Over the years I’ve known many whites that work in downtown Detroit, and savor the scary, sexy power of being comfortable in the city—at least during work hours. They’re proud of their ability to move around the urban landscape and to have at least daytime friends of other colors. Most whites in the Detroit area stay away, especially from anywhere outside of downtown, fearful of the community. But some former Detroiters are pulled back to their old neighborhoods—some intact, some bedraggled, some where the old home is completely gone: the decay and destruction an affirmation of their parents’ obviously right decision to leave, so long ago.

I wonder if, sometimes, they suspect that somehow, that decision itself, multiplied across Detroit, was at least part of the cause of all the mess here now.
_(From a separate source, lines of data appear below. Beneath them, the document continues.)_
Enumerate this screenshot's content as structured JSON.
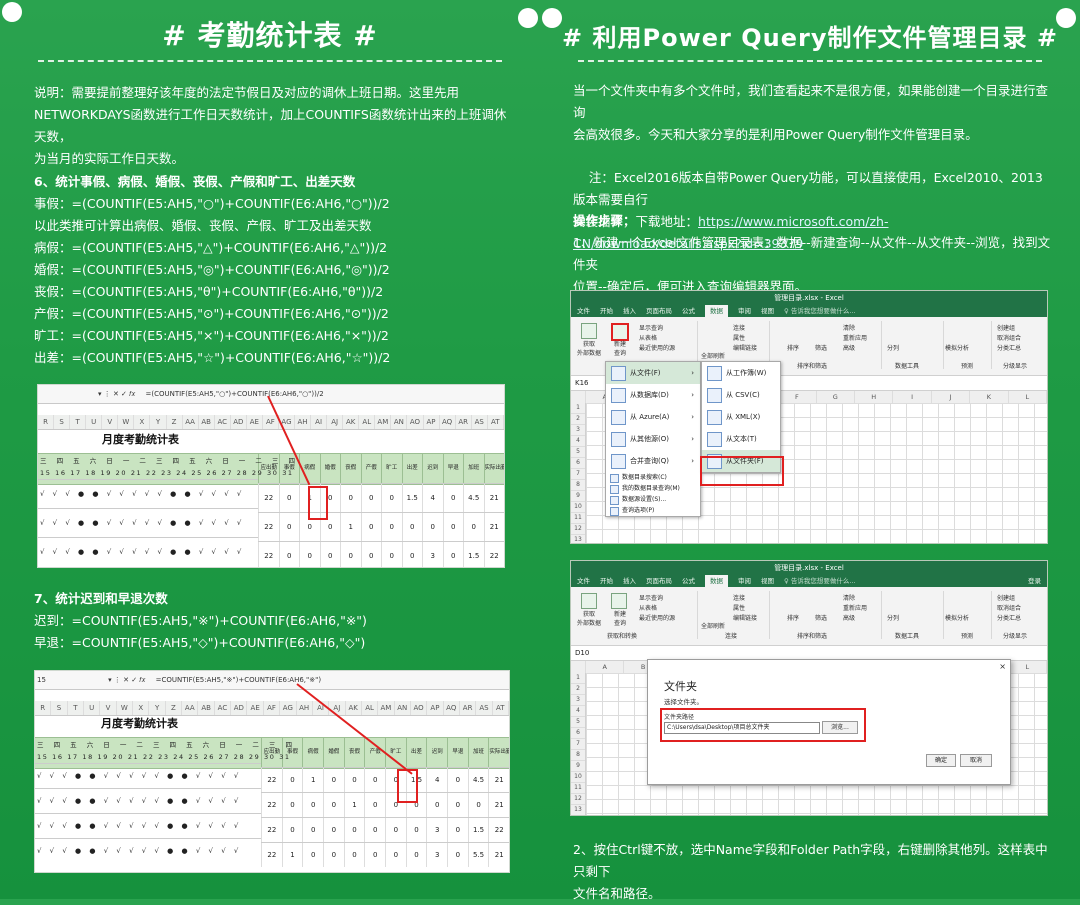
{
  "left": {
    "title": "# 考勤统计表 #",
    "intro": "说明：需要提前整理好该年度的法定节假日及对应的调休上班日期。这里先用\nNETWORKDAYS函数进行工作日天数统计，加上COUNTIFS函数统计出来的上班调休天数，\n为当月的实际工作日天数。",
    "sec6_head": "6、统计事假、病假、婚假、丧假、产假和旷工、出差天数",
    "sec6_lines": [
      "事假：=(COUNTIF(E5:AH5,\"○\")+COUNTIF(E6:AH6,\"○\"))/2",
      "以此类推可计算出病假、婚假、丧假、产假、旷工及出差天数",
      "病假：=(COUNTIF(E5:AH5,\"△\")+COUNTIF(E6:AH6,\"△\"))/2",
      "婚假：=(COUNTIF(E5:AH5,\"◎\")+COUNTIF(E6:AH6,\"◎\"))/2",
      "丧假：=(COUNTIF(E5:AH5,\"θ\")+COUNTIF(E6:AH6,\"θ\"))/2",
      "产假：=(COUNTIF(E5:AH5,\"⊙\")+COUNTIF(E6:AH6,\"⊙\"))/2",
      "旷工：=(COUNTIF(E5:AH5,\"×\")+COUNTIF(E6:AH6,\"×\"))/2",
      "出差：=(COUNTIF(E5:AH5,\"☆\")+COUNTIF(E6:AH6,\"☆\"))/2"
    ],
    "sheet1_formula": "=(COUNTIF(E5:AH5,\"○\")+COUNTIF(E6:AH6,\"○\"))/2",
    "sheet_title": "月度考勤统计表",
    "sec7_head": "7、统计迟到和早退次数",
    "sec7_lines": [
      "迟到：=COUNTIF(E5:AH5,\"※\")+COUNTIF(E6:AH6,\"※\")",
      "早退：=COUNTIF(E5:AH5,\"◇\")+COUNTIF(E6:AH6,\"◇\")"
    ],
    "sheet2_formula": "=COUNTIF(E5:AH5,\"※\")+COUNTIF(E6:AH6,\"※\")",
    "sheet2_ref": "15",
    "col_letters": [
      "R",
      "S",
      "T",
      "U",
      "V",
      "W",
      "X",
      "Y",
      "Z",
      "AA",
      "AB",
      "AC",
      "AD",
      "AE",
      "AF",
      "AG",
      "AH",
      "AI",
      "AJ",
      "AK",
      "AL",
      "AM",
      "AN",
      "AO",
      "AP",
      "AQ",
      "AR",
      "AS",
      "AT"
    ],
    "weekday_row": "三 四 五 六 日 一 二 三 四 五 六 日 一 二 三 四",
    "day_row": "15 16 17 18 19 20 21 22 23 24 25 26 27 28 29 30 31",
    "stat_headers": [
      "应出勤",
      "事假",
      "病假",
      "婚假",
      "丧假",
      "产假",
      "旷工",
      "出差",
      "迟到",
      "早退",
      "加班",
      "实际出勤"
    ],
    "sheet1_rows": [
      [
        "22",
        "0",
        "1",
        "0",
        "0",
        "0",
        "0",
        "1.5",
        "4",
        "0",
        "4.5",
        "21"
      ],
      [
        "22",
        "0",
        "0",
        "0",
        "1",
        "0",
        "0",
        "0",
        "0",
        "0",
        "0",
        "21"
      ],
      [
        "22",
        "0",
        "0",
        "0",
        "0",
        "0",
        "0",
        "0",
        "3",
        "0",
        "1.5",
        "22"
      ]
    ],
    "sheet2_rows": [
      [
        "22",
        "0",
        "1",
        "0",
        "0",
        "0",
        "0",
        "1.5",
        "4",
        "0",
        "4.5",
        "21"
      ],
      [
        "22",
        "0",
        "0",
        "0",
        "1",
        "0",
        "0",
        "0",
        "0",
        "0",
        "0",
        "21"
      ],
      [
        "22",
        "0",
        "0",
        "0",
        "0",
        "0",
        "0",
        "0",
        "3",
        "0",
        "1.5",
        "22"
      ],
      [
        "22",
        "1",
        "0",
        "0",
        "0",
        "0",
        "0",
        "0",
        "3",
        "0",
        "5.5",
        "21"
      ]
    ]
  },
  "right": {
    "title": "# 利用Power Query制作文件管理目录 #",
    "intro": "当一个文件夹中有多个文件时，我们查看起来不是很方便，如果能创建一个目录进行查询\n会高效很多。今天和大家分享的是利用Power Query制作文件管理目录。",
    "note": "注：Excel2016版本自带Power Query功能，可以直接使用，Excel2010、2013版本需要自行\n安装插件，下载地址：",
    "note_link": "https://www.microsoft.com/zh-CN/download/details.aspx?id=39379",
    "steps_head": "操作步骤：",
    "step1": "1、新建一个Excel文件管理目录表：数据--新建查询--从文件--从文件夹--浏览，找到文件夹\n位置--确定后，便可进入查询编辑器界面。",
    "step2": "2、按住Ctrl键不放，选中Name字段和Folder Path字段，右键删除其他列。这样表中只剩下\n文件名和路径。",
    "xl_title": "管理目录.xlsx - Excel",
    "xl_tabs": [
      "文件",
      "开始",
      "插入",
      "页面布局",
      "公式",
      "数据",
      "审阅",
      "视图"
    ],
    "xl_tell": "♀ 告诉我您想要做什么...",
    "xl_login": "登录",
    "ribbon_labels": {
      "get_ext": "获取\n外部数据",
      "new_query": "新建\n查询",
      "show_query": "显示查询",
      "from_table": "从表格",
      "recent": "最近使用的源",
      "get_transform": "获取和转换",
      "refresh_all": "全部刷新",
      "connections": "连接",
      "properties": "属性",
      "edit_links": "编辑链接",
      "conn_group": "连接",
      "sort": "排序",
      "filter": "筛选",
      "clear": "清除",
      "reapply": "重新应用",
      "advanced": "高级",
      "sort_filter": "排序和筛选",
      "text_cols": "分列",
      "data_tools": "数据工具",
      "whatif": "模拟分析",
      "forecast": "预测\n工作表",
      "forecast_g": "预测",
      "group": "创建组",
      "ungroup": "取消组合",
      "subtotal": "分类汇总",
      "outline": "分级显示"
    },
    "cell_ref1": "K16",
    "cell_ref2": "D10",
    "xl_cols1": [
      "A",
      "B",
      "C",
      "D",
      "E",
      "F",
      "G",
      "H",
      "I",
      "J",
      "K",
      "L"
    ],
    "xl_cols2": [
      "A",
      "B",
      "C",
      "D",
      "E",
      "F",
      "G",
      "H",
      "I",
      "J",
      "K",
      "L"
    ],
    "menu_main": [
      {
        "label": "从文件(F)",
        "selected": true,
        "arrow": true
      },
      {
        "label": "从数据库(D)",
        "selected": false,
        "arrow": true
      },
      {
        "label": "从 Azure(A)",
        "selected": false,
        "arrow": true
      },
      {
        "label": "从其他源(O)",
        "selected": false,
        "arrow": true
      },
      {
        "label": "合并查询(Q)",
        "selected": false,
        "arrow": true
      }
    ],
    "menu_small": [
      "数据目录搜索(C)",
      "我的数据目录查询(M)",
      "数据源设置(S)...",
      "查询选项(P)"
    ],
    "menu_sub": [
      "从工作簿(W)",
      "从 CSV(C)",
      "从 XML(X)",
      "从文本(T)",
      "从文件夹(F)"
    ],
    "dialog_title": "文件夹",
    "dialog_sub": "选择文件夹。",
    "dialog_path_label": "文件夹路径",
    "dialog_path": "C:\\Users\\dsa\\Desktop\\项目总文件夹",
    "browse": "浏览...",
    "ok": "确定",
    "cancel": "取消"
  },
  "colors": {
    "bg": "#1f9b45",
    "excel_green": "#217346",
    "highlight": "#e02020",
    "sheet_header": "#c9e4c1"
  }
}
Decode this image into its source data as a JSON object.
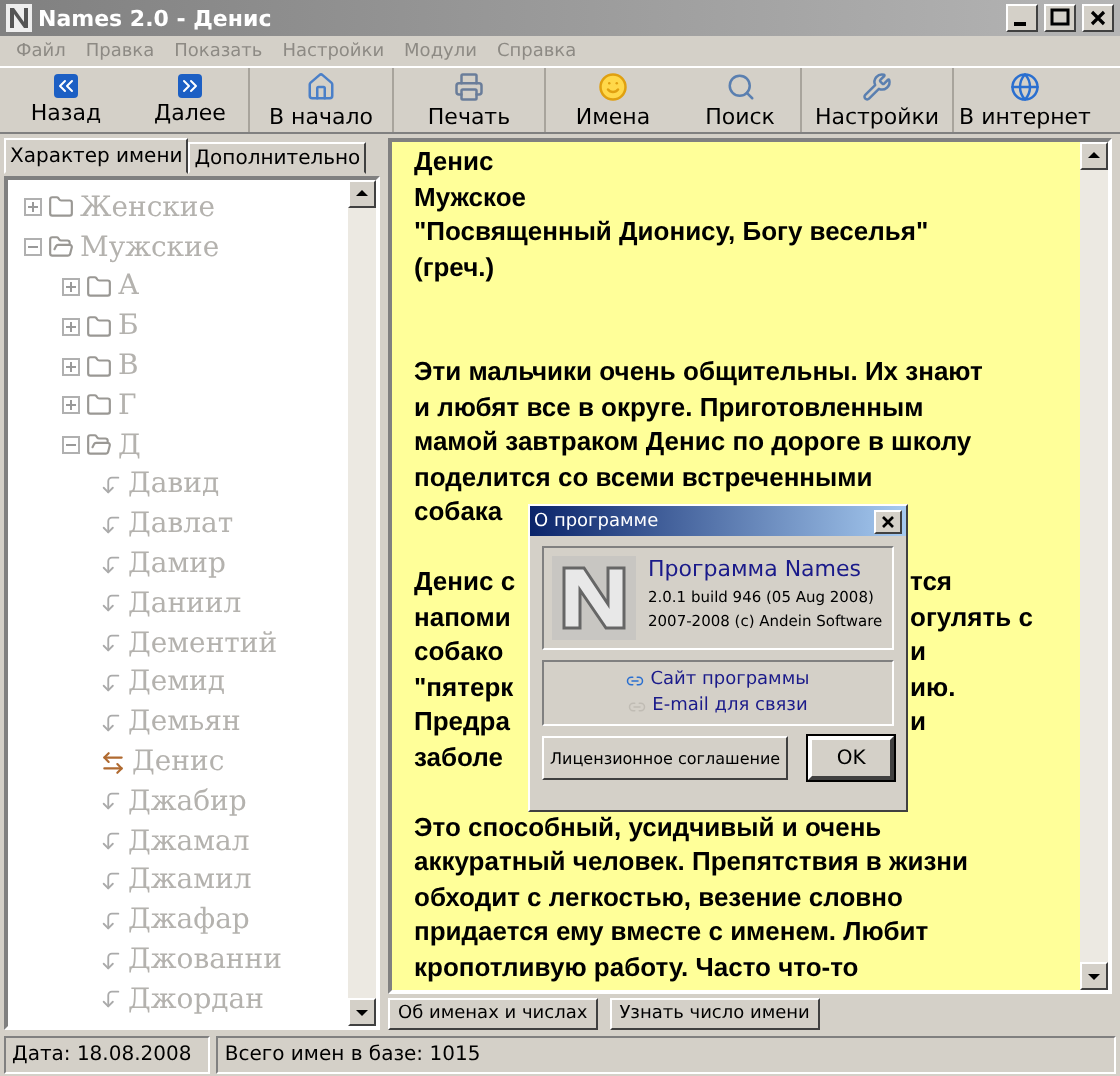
{
  "window": {
    "title": "Names 2.0 - Денис"
  },
  "menu": [
    {
      "label": "Файл",
      "disabled": true
    },
    {
      "label": "Правка",
      "disabled": true
    },
    {
      "label": "Показать",
      "disabled": true
    },
    {
      "label": "Настройки",
      "disabled": true
    },
    {
      "label": "Модули",
      "disabled": true
    },
    {
      "label": "Справка",
      "disabled": true
    }
  ],
  "toolbar": [
    {
      "label": "Назад"
    },
    {
      "label": "Далее"
    },
    {
      "label": "В начало"
    },
    {
      "label": "Печать"
    },
    {
      "label": "Имена"
    },
    {
      "label": "Поиск"
    },
    {
      "label": "Настройки"
    },
    {
      "label": "В интернет"
    }
  ],
  "tabs": [
    {
      "label": "Характер имени",
      "selected": true
    },
    {
      "label": "Дополнительно",
      "selected": false
    }
  ],
  "tree": [
    {
      "kind": "folder",
      "label": "Женские",
      "expanded": false
    },
    {
      "kind": "folder",
      "label": "Мужские",
      "expanded": true,
      "children": [
        {
          "kind": "folder",
          "label": "А",
          "expanded": false
        },
        {
          "kind": "folder",
          "label": "Б",
          "expanded": false
        },
        {
          "kind": "folder",
          "label": "В",
          "expanded": false
        },
        {
          "kind": "folder",
          "label": "Г",
          "expanded": false
        },
        {
          "kind": "folder",
          "label": "Д",
          "expanded": true,
          "children": [
            {
              "kind": "name",
              "label": "Давид",
              "selected": false
            },
            {
              "kind": "name",
              "label": "Давлат",
              "selected": false
            },
            {
              "kind": "name",
              "label": "Дамир",
              "selected": false
            },
            {
              "kind": "name",
              "label": "Даниил",
              "selected": false
            },
            {
              "kind": "name",
              "label": "Дементий",
              "selected": false
            },
            {
              "kind": "name",
              "label": "Демид",
              "selected": false
            },
            {
              "kind": "name",
              "label": "Демьян",
              "selected": false
            },
            {
              "kind": "name",
              "label": "Денис",
              "selected": true
            },
            {
              "kind": "name",
              "label": "Джабир",
              "selected": false
            },
            {
              "kind": "name",
              "label": "Джамал",
              "selected": false
            },
            {
              "kind": "name",
              "label": "Джамил",
              "selected": false
            },
            {
              "kind": "name",
              "label": "Джафар",
              "selected": false
            },
            {
              "kind": "name",
              "label": "Джованни",
              "selected": false
            },
            {
              "kind": "name",
              "label": "Джордан",
              "selected": false
            }
          ]
        }
      ]
    }
  ],
  "article": [
    {
      "kind": "text",
      "text": "Денис"
    },
    {
      "kind": "text",
      "text": "Мужское"
    },
    {
      "kind": "text",
      "text": "\"Посвященный Дионису, Богу веселья\""
    },
    {
      "kind": "text",
      "text": "(греч.)"
    },
    {
      "kind": "blank"
    },
    {
      "kind": "blank"
    },
    {
      "kind": "text",
      "text": "Эти мальчики очень общительны. Их знают"
    },
    {
      "kind": "text",
      "text": "и любят все в округе. Приготовленным"
    },
    {
      "kind": "text",
      "text": "мамой завтраком Денис по дороге в школу"
    },
    {
      "kind": "text",
      "text": "поделится со всеми встреченными"
    },
    {
      "kind": "split",
      "left": "собака"
    },
    {
      "kind": "blank"
    },
    {
      "kind": "split",
      "left": "Денис с",
      "right": "тся"
    },
    {
      "kind": "split",
      "left": "напоми",
      "right": "огулять с"
    },
    {
      "kind": "split",
      "left": "собако",
      "right": "и"
    },
    {
      "kind": "split",
      "left": "\"пятерк",
      "right": "ию."
    },
    {
      "kind": "split",
      "left": "Предра",
      "right": "и"
    },
    {
      "kind": "split",
      "left": "заболе"
    },
    {
      "kind": "blank"
    },
    {
      "kind": "text",
      "text": "Это способный, усидчивый и очень"
    },
    {
      "kind": "text",
      "text": "аккуратный человек. Препятствия в жизни"
    },
    {
      "kind": "text",
      "text": "обходит с легкостью, везение словно"
    },
    {
      "kind": "text",
      "text": "придается ему вместе с именем. Любит"
    },
    {
      "kind": "text",
      "text": "кропотливую работу. Часто что-то"
    }
  ],
  "bottom_buttons": [
    "Об именах и числах",
    "Узнать число имени"
  ],
  "status_bar": [
    "Дата: 18.08.2008",
    "Всего имен в базе: 1015"
  ],
  "dialog": {
    "title": "О программе",
    "product": "Программа Names",
    "version": "2.0.1 build 946 (05 Aug 2008)",
    "copyright": "2007-2008 (c) Andein Software",
    "links": [
      {
        "label": "Сайт программы",
        "selected": true
      },
      {
        "label": "E-mail для связи",
        "selected": false
      }
    ],
    "buttons": [
      {
        "label": "Лицензионное соглашение",
        "default": false
      },
      {
        "label": "OK",
        "default": true
      }
    ]
  }
}
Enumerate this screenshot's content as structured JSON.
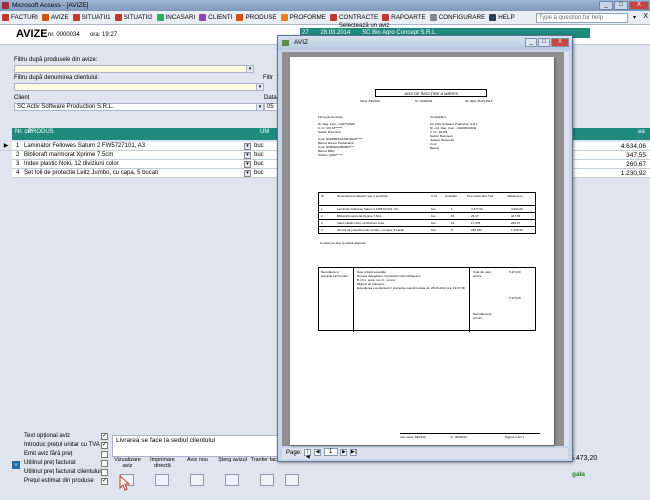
{
  "app": {
    "title": "Microsoft Access - [AVIZE]",
    "window_buttons": [
      "_",
      "□",
      "X"
    ]
  },
  "menu": {
    "items": [
      "FACTURI",
      "AVIZE",
      "SITUATII1",
      "SITUATII2",
      "INCASARI",
      "CLIENTI",
      "PRODUSE",
      "PROFORME",
      "CONTRACTE",
      "RAPOARTE",
      "CONFIGURARE",
      "HELP"
    ],
    "icon_colors": [
      "#c0392b",
      "#d35400",
      "#c0392b",
      "#c0392b",
      "#27ae60",
      "#8e44ad",
      "#d35400",
      "#e67e22",
      "#c0392b",
      "#c0392b",
      "#7f8c8d",
      "#2c3e50"
    ],
    "question_placeholder": "Type a question for help",
    "mdi_close": "X"
  },
  "form": {
    "title": "AVIZE",
    "nr_label": "nr. 0000034",
    "ora_label": "ora: 19:27",
    "filter_product_label": "Filtru după produsele din avize:",
    "filter_client_label": "Filtru după denumirea clientului:",
    "filter_client_label_right": "Filtr",
    "client_label": "Client",
    "client_value": "SC Activ Software Production S.R.L.",
    "date_label": "Data",
    "date_value": "05",
    "selector_label": "Selectează un aviz",
    "selector_values": [
      "27",
      "28.03.2014",
      "SC Bio Agro Concept S.R.L."
    ],
    "grid_headers": {
      "nr": "Nr. crt.",
      "produs": "PRODUS",
      "um": "UM",
      "right_value": "ea"
    },
    "rows": [
      {
        "nr": "1",
        "produs": "Laminator Fellowes Saturn 2 FW5727101, A3",
        "um": "buc",
        "value": "4.634,06"
      },
      {
        "nr": "2",
        "produs": "Biblioraft marmorat Xprime 7.5cm",
        "um": "buc",
        "value": "347,55"
      },
      {
        "nr": "3",
        "produs": "Index plastic Noki, 12 diviziuni color",
        "um": "buc",
        "value": "260,67"
      },
      {
        "nr": "4",
        "produs": "Set foli de protectie Leitz Jumbo, cu capa, 5 bucati",
        "um": "buc",
        "value": "1.230,92"
      }
    ],
    "row_selector": "▶",
    "checkboxes": [
      {
        "label": "Text opțional aviz",
        "checked": "✓"
      },
      {
        "label": "Introduc prețul unitar cu TVA",
        "checked": "✓"
      },
      {
        "label": "Emit aviz fără preț",
        "checked": ""
      },
      {
        "label": "Utilinul preț facturat",
        "checked": ""
      },
      {
        "label": "Utilinul preț facturat clientului",
        "checked": ""
      },
      {
        "label": "Prețul estimat din produse",
        "checked": "✓"
      }
    ],
    "note_text": "Livrarea se face la sediul clientului",
    "actions": [
      {
        "label": "Vizualizare aviz",
        "icon": "preview-icon"
      },
      {
        "label": "Imprimare directă",
        "icon": "printer-icon"
      },
      {
        "label": "Aviz nou",
        "icon": "new-document-icon"
      },
      {
        "label": "Șterg avizul",
        "icon": "delete-icon"
      },
      {
        "label": "Tranfer facturi",
        "icon": "transfer-icon"
      },
      {
        "label": "Ieșire",
        "icon": "exit-icon"
      }
    ],
    "total": "5.473,20",
    "gala_label": "gala"
  },
  "aviz_window": {
    "title": "AVIZ",
    "page_label": "Page:",
    "page_number": "1",
    "nav": [
      "|◀",
      "◀",
      "▶",
      "▶|"
    ],
    "document": {
      "title": "AVIZ DE ÎNSOȚIRE A MĂRFII",
      "serie_label": "Seria: DEVIOA",
      "nr_label": "Nr.: 0000034",
      "date_label": "din data: 05.03.2014",
      "furnizor_label": "Firma (denumirea)",
      "furnizor_lines": [
        "Nr. Reg. Com.: J40/7*/2009",
        "C.I.F.: RO 18******",
        "Sediul: Bucuresti",
        "Cont: RO08BTRL04501202D*****",
        "Banca: Banca Transilvania",
        "Cont: RO89RNCB0082****",
        "Banca: BRD",
        "Telefon: 0040******"
      ],
      "cumparator_label": "Cumpărător:",
      "cumparator_lines": [
        "SC Activ Software Production S.R.L.",
        "Nr. ord. Reg. Com.: J40/2002/2011",
        "C.I.F.: R1154",
        "Sediul: Bucuresti",
        "Judetul: Bucuresti",
        "Cont:",
        "Banca:"
      ],
      "table_headers": [
        "Nr.",
        "Denumirea produselor sau a serviciilor",
        "U.M.",
        "Cantitate",
        "Pret unitar fara TVA",
        "Valoarea lei"
      ],
      "table_rows": [
        [
          "1",
          "Laminator Fellowes Saturn 2 FW5727101, A3",
          "buc",
          "1",
          "4.377,03",
          "4.634,06"
        ],
        [
          "2",
          "Biblioraft marmorat Xprime 7.5cm",
          "buc",
          "15",
          "23,17",
          "347,55"
        ],
        [
          "3",
          "Index plastic Noki, 12 diviziuni color",
          "buc",
          "15",
          "17,378",
          "260,67"
        ],
        [
          "4",
          "Set foli de protectie Leitz Jumbo, cu capa, 5 bucati",
          "buc",
          "5",
          "246,184",
          "1.230,92"
        ]
      ],
      "note": "Livrarea se face la sediul clientului",
      "sign_furnizor": "Semnătura și ștampila furnizorului",
      "expeditie_label": "Date privind expediția",
      "expeditie_lines": [
        "Numele delegatului: Constantin Ciuru Mihaescu",
        "B.I./C.I. seria: xxx nr.: xxxxxx",
        "Mijlocul de transport:",
        "Expedierea s-a efectuat în prezența noastră la data de: 28.03.2014 ora: 19:27:48"
      ],
      "total_label": "Total din care: accize",
      "total_value": "5.473,20",
      "semnatura_primire": "Semnătura de primire",
      "footer": [
        "Aviz seria: DEVIOA",
        "nr.: 0000034",
        "Pagina 1 din 1"
      ]
    }
  }
}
That maybe the mass flight, the leaving of property all over town, the years of being egged on by whispers and realtors to cross 8 Mile, was all part of a nasty, self-destructive Monopoly game—with real properties and real lives. I wonder what might have happened in Detroit if there had never been this flight—if whites had held on and resisted the racial manipulation, if blacks had been able to push back the plague of unemployment, drugs and crime, if we had been able to live in Detroit, all at one time. …

Folks ask the question, Will Detroit come back? Well, Detroit never left—but three generations did. Today, regardless of the city’s efforts at redevelopment, most know that they will never again live in the city of their affection. Most of the old neighborhoods are much too far from livability for them, and the city’s core and urban lifestyle holds no appeal for those accustomed to suburban sprawl. But more and more of the children and grandchildren of the Kidnapped Children are finding their way home. But despite ghost-town metaphors, blank-slate pronouncements, and prairie-land descriptions of Detroit, they find the city already occupied, and these strangers in a strange yet familiar land must learn to share it with those who held on. …

As in South Africa, there is a need for atonement in Detroit and its suburbs.